We’re not certain whether [Paul Gould]’s kid’s prosthetic elbow joint is intended for use by a real kid or is part of a robotics project — but it caught our eye for the way it packs the guts of a beefy-looking motorized joint into such a small space.
At its heart is a cycloidal gearbox, in which the three small shafts which drive the center gear are driven by a toothed belt. The motive power comes from a brushless motor, which is what gives the build that impressive small size. He’s posted a YouTube short showing its internals and it doing a small amount of weight lifting, so it evidently has some pulling power.
If you’re interested in working with this design, it can be downloaded for 3D printing from Thingiverse. We think it could find an application in plenty of other projects, and we’d be interested to see what people do with it. There’s certainly a comparison to be maid over robotic joints which use wires for actuation.
“There’s certainly a comparison to be maid over robotic joints which use wires for actuation.”
The comparison that is made depends upon the task performed by the maid!
Homophones can be fun!
Neat. compact design. Took a moment to figure it out.
I wonder what happens if one of the driven sprockets skips a tooth, or the belt spacing isn’t quite right.
Please give the following figures:
1. what were those weights, and what distance from the pivot were they at, so we can calculate the kg*cm torque
2. what is the reduction ratio in the cycloidal part of the system? And are there reductions anywhere else, I’m thinking NOT as the pulley driving the belt looks the same radius as the three cam-back pulleys?

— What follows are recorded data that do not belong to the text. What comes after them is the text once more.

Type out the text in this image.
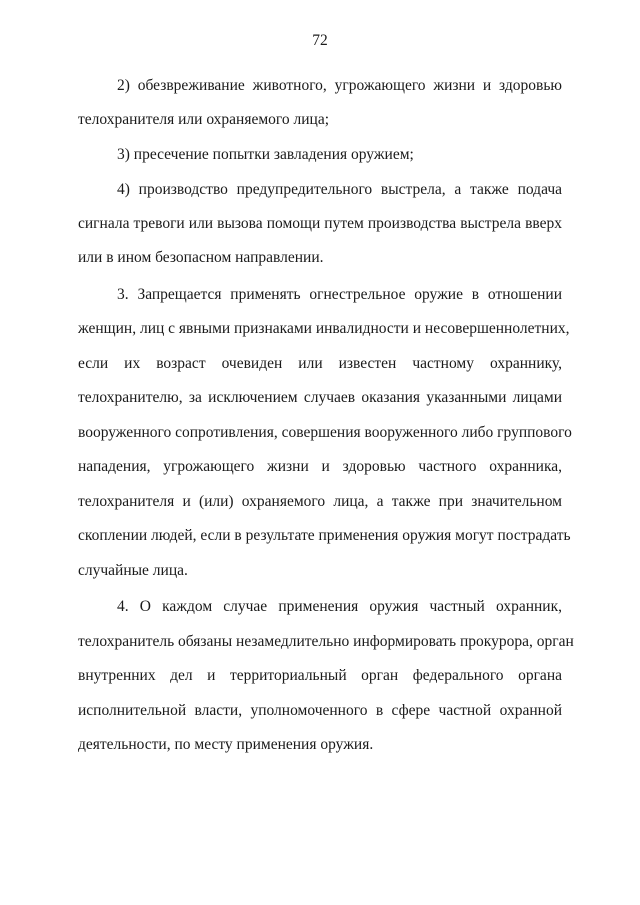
72
2) обезвреживание животного, угрожающего жизни и здоровью
телохранителя или охраняемого лица;
3) пресечение попытки завладения оружием;
4) производство предупредительного выстрела, а также подача
сигнала тревоги или вызова помощи путем производства выстрела вверх
или в ином безопасном направлении.
3. Запрещается применять огнестрельное оружие в отношении
женщин, лиц с явными признаками инвалидности и несовершеннолетних,
если их возраст очевиден или известен частному охраннику,
телохранителю, за исключением случаев оказания указанными лицами
вооруженного сопротивления, совершения вооруженного либо группового
нападения, угрожающего жизни и здоровью частного охранника,
телохранителя и (или) охраняемого лица, а также при значительном
скоплении людей, если в результате применения оружия могут пострадать
случайные лица.
4. О каждом случае применения оружия частный охранник,
телохранитель обязаны незамедлительно информировать прокурора, орган
внутренних дел и территориальный орган федерального органа
исполнительной власти, уполномоченного в сфере частной охранной
деятельности, по месту применения оружия.
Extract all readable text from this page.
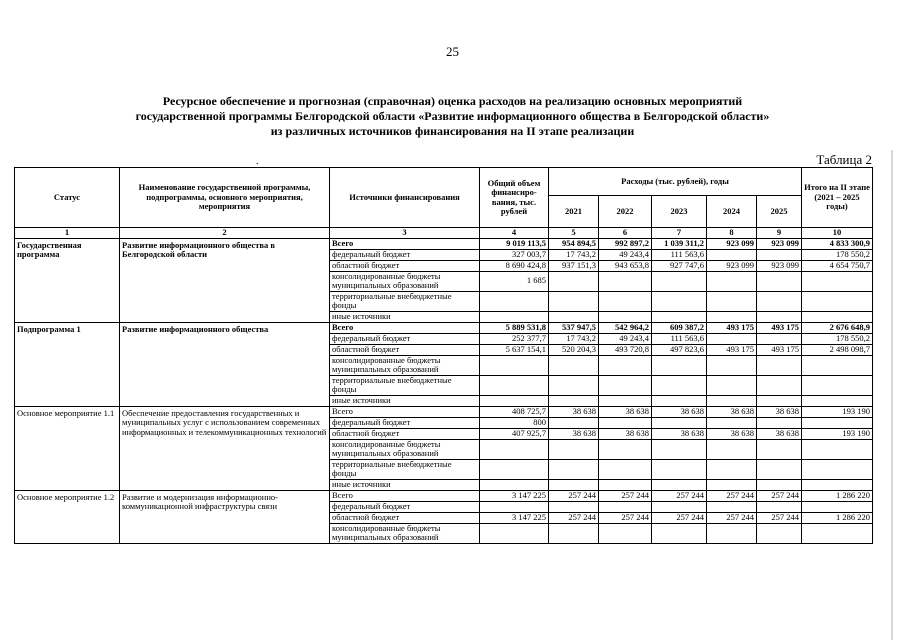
25
Ресурсное обеспечение и прогнозная (справочная) оценка расходов на реализацию основных мероприятий
государственной программы Белгородской области «Развитие информационного общества в Белгородской области»
из различных источников финансирования на II этапе реализации
.	Таблица 2
Статус	Наименование государственной программы, подпрограммы, основного мероприятия, мероприятия	Источники финансирования	Общий объем финансиро-вания, тыс. рублей	Расходы (тыс. рублей), годы					Итого на II этапе (2021 – 2025 годы)
				2021	2022	2023	2024	2025	
1	2	3	4	5	6	7	8	9	10
Государственная программа	Развитие информационного общества в Белгородской области	Всего	9 019 113,5	954 894,5	992 897,2	1 039 311,2	923 099	923 099	4 833 300,9
		федеральный бюджет	327 003,7	17 743,2	49 243,4	111 563,6			178 550,2
		областной бюджет	8 690 424,8	937 151,3	943 653,8	927 747,6	923 099	923 099	4 654 750,7
		консолидированные бюджеты муниципальных образований	1 685						
		территориальные внебюджетные фонды							
		иные источники							
Подпрограмма 1	Развитие информационного общества	Всего	5 889 531,8	537 947,5	542 964,2	609 387,2	493 175	493 175	2 676 648,9
		федеральный бюджет	252 377,7	17 743,2	49 243,4	111 563,6			178 550,2
		областной бюджет	5 637 154,1	520 204,3	493 720,8	497 823,6	493 175	493 175	2 498 098,7
		консолидированные бюджеты муниципальных образований							
		территориальные внебюджетные фонды							
		иные источники							
Основное мероприятие 1.1	Обеспечение предоставления государственных и муниципальных услуг с использованием современных информационных и телекоммуникационных технологий	Всего	408 725,7	38 638	38 638	38 638	38 638	38 638	193 190
		федеральный бюджет	800						
		областной бюджет	407 925,7	38 638	38 638	38 638	38 638	38 638	193 190
		консолидированные бюджеты муниципальных образований							
		территориальные внебюджетные фонды							
		иные источники							
Основное мероприятие 1.2	Развитие и модернизация информационно-коммуникационной инфраструктуры связи	Всего	3 147 225	257 244	257 244	257 244	257 244	257 244	1 286 220
		федеральный бюджет							
		областной бюджет	3 147 225	257 244	257 244	257 244	257 244	257 244	1 286 220
		консолидированные бюджеты муниципальных образований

Neither the YT vid nor the thingiverse page seems to quote them.
P.S. to my understanding that cycloid is one where the cycloid disc is vibrated by 3 eccentric cams but does not itself rotate, then the outer casing rotates alone, different to the usual situation where the cycloid is wobbled by one cam and rotates itself against a fixed outer casing as it wobbles, with the torque then being output via pins which tke the rotay motion rom the disc without the wobbling.
Thanks
No.
You’re welcome.
Sorry, I don’t get the use of the 3 shafts. To me it could have been just 1 shaft instead of the 3.
1. The 3 have to be timed properly so that they are all shifting the eccentric in the proper direction and time.
2. The white part has 3 holes for the shafts whose ends run in the white plastic – there are no bearings for the shafts in the white plastic.
3. The silver metal large ID bearings on the white plastic are for the red pivoting arm and don’t know why there looks to be 2 of them.
If you use only one eccentric shaft in the center, (as most hobby cycloidal gears do) then you also need extra pins to prevent the cycloidal disk from rotating, and the disc has to make it cycloidal movement around these pins, which is a bit of a sloppy process. This is prevented by using three eccentric cams. Nabtesco is a big brand in gearboxes for robotics, and they have been using this arrangement extensively. They patented it somewhere in the ’80-ies
thanks
If this is an elbow joint, then on which side is the wrist, and on which side the shoulder?
The tapered section on the end of the white plastic seems to indicate that it goes to the wrist. If so, then the motor is not placed in the optimal position. You want to keep all weight as close to the “base” (in this case the shoulder) as feasible, and that means (If my interpretation is correct) to put the motor in the red side.
Apart from that detail, this section looks quite well made. I’m curios what the whole thing would look like.
If this is for actual prosthetic use, the weight should be similar to a biological arm. And the length of red part is what it is.
Depending on how much of the arm is missing, this might be the only place to place the motor.